Apalagi, jika pembahasan ekonomi terfokus pada masalah yang berkaitan dengan
moneter dan fiskal. Uang adalah alat untuk memenuhi kebutuhan hajat hidup
manusia.
Sejak
peradaban kuno mata uang logam telah menjadi alat pembayaran dalam melakukan
transaksi perdagangan, jasa dan mengukur nilai walaupun belum sempurna seperti
saat ini. Kebutuhan menghendaki adanya alat pembayaran yang praktis, efisien,
mudah dibawa, disimpan yang memudahkan pertukaran barang atau jasa agar dalam
melakukan kegiatan perdagangan dapat lebih mudah[1].
Oleh
karena itu, uang bagi sebagian besar penduduk bumi dipandang sebagai sesuatu
yang amat penting. Sebab uang dapat dijadikan alat untuk memenuhi kebutuhan
manusia, alat untuk mempermudah aktivitas ekonomi. Dengan adanya uang yang
berfungsi sebagai alat pembayaran akan mempermudah pertukaran barang dan jasa,
sehingga pekerjaan dapat dijalankan lebih mudah. Kebutuhan uang muncul karena
adanya sistem barter yang ternyata bayak menimbulkan masalah. Orang tidak bebas
memperjual belikan barang-barang yang mereka butuhkan antara keduannya[2].
B. KONSEP UANG
Kegiatan perekonomian tidak dapat terlepas dari uang. Uang telah lama
digunakan dalam kehidupan sehari-hari dan merupakan kebutuhan utama dalam
menggerakkan perekonomian. Pada mulanya dalam sistem perdagangan dunia orang
melakukannya melalui sistem barter. Sistem barter merupakan sistem pertukaran
antara barang dengan barang atau barang dengan jasa atau sebaliknya. Namun
sistem ini menimbulkan banyak kendala, oleh karenanya untuk mengatasi kendala
itu dipikirkanlah menggunakan alat tukar yang lebih efisien dan efektif. Alat
tukar tersebut kemudian dikenal dengan uang. Belakangan, uang bukan lagi
sekadar berfungsi sebagai alat tukar, namun juga memiliki fungsi-fungsi lainnya
yang lebih luas.
Sebelum lebih jauh membahas uang perlu mengetahui apa yang dimaksud
dengan “uang” dalam kamus umum bahasa Indonesia uang adalah alat penukar atau
standar pengukur nilai yang dikeluarkan oleh pemerintah suatu negara berupa
kertas, emas, perak atau logam lain yang dicetak dengan bentuk dan gambar
tertentu.
Menurut Veithzal menyebutkan bahwa uang adalah suatu benda yang dapat
ditukarkan dengan benda lain; dapat digunakan untuk menilai benda lain atau
sebagai alat hitung; dapat digunakan sebagai alat penyimpan kekayaan, dan uang
dapat juga digunakan untuk membayar utang di waktu yang akan datang[3].
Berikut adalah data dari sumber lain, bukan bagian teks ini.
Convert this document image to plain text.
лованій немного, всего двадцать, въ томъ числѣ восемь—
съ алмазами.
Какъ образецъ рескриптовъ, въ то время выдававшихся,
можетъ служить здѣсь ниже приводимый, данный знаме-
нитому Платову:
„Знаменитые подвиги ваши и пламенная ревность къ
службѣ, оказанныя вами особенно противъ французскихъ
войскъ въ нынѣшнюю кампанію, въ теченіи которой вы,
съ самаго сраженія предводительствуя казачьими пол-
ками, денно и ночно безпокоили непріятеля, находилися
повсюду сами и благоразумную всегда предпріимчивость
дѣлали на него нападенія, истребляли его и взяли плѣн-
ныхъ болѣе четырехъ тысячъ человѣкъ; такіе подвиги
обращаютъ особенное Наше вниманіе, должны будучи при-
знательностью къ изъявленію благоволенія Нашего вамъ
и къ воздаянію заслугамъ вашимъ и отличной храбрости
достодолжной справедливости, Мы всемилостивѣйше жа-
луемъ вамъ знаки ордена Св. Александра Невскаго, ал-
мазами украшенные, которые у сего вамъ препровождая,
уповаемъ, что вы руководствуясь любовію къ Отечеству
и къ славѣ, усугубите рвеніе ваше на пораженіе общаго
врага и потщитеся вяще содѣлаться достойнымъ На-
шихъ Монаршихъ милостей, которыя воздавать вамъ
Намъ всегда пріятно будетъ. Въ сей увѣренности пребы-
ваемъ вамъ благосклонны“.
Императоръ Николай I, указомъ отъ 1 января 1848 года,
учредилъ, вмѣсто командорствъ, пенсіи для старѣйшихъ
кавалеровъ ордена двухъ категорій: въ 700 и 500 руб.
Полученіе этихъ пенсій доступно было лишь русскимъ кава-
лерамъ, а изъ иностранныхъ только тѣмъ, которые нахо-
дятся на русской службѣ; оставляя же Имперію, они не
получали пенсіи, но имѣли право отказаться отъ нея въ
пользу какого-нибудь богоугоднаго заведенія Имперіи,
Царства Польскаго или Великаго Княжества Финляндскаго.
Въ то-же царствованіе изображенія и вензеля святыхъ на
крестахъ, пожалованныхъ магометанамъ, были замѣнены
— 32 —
Sedangkan Ahmad Hasan menjelaskan bahwa kata Nuqud (uang) tidak
terdapat dalam al-Qur’an dan Hadis Nabi SAW, karena bangsa Arab umumnya tidak
menggunakan kata nuqud untuk menunjukan harga. Mereka menggunkan kata dinar
untuk menunjukkan mata uang yang terbuat dari emas, kata dirham untuk
menunjukkan mata uang yang tebuat dari perak. Mereka juga menggunakan kata Wariq
untuk menunjukkan dirham perak, kata ‘Ain untuk menunjukkan dirham emas.
Sedang kata fulus (uang tembaga) adalah alat tukar tambahan yang
digunakan untuk membeli barang-barang murah[4].
Menurut Al-Ghazali dan Ibnu Khaldun, devinisi uang adalah apa yang
digunakan manusia sebagai standar ukuran nilai harga, media transaksi
pertukaran dan media simpanan sebagai berikut:
1.
Uang Sebagai alat ukur:
2.
Uang Sebagai Media Transaksi
3.
Uang Media Penyimpan Nilai
Dari ketiga fungsi tersebut jelaslah bahwa yang terpenting adalah
stabilitas uang, bukan bentuk uang itu sendiri, uang dinar yang terbuat dari
emas dan diterbitkan oleh raja denarius dari kerajaan Romawi memenuhi kriteria
uang yang nialainya stabil. Begitu pula uang dirham yang terbuat dari perak dan
diterbitkan oleh ratu dari kerajaan Sasanid Persia juga memenuhi criteria uang
yang nilainya stabil. Sehingga, meskipun dinar dan dirham diterbitkan oleh
bukan Negara Islam, keduannya dipergunakan di zaman Rasulullah SAW.[5]
C. PERUBAHAN FUNSI UANG
Uang dapat dilihat dan dua sisi yaitu sisi hukum dan sisi fungsi. Secara
hukum uang adalah sesuatu yang dirumuskan oleh undang-undang sebagai uang.
Jadi, segala sesuatu dapat diterima sebagai uang jika ada aturan atau hukum
yang menunjukkan bahwa sesuatu itu dapat digunakan sebagai alat tukar.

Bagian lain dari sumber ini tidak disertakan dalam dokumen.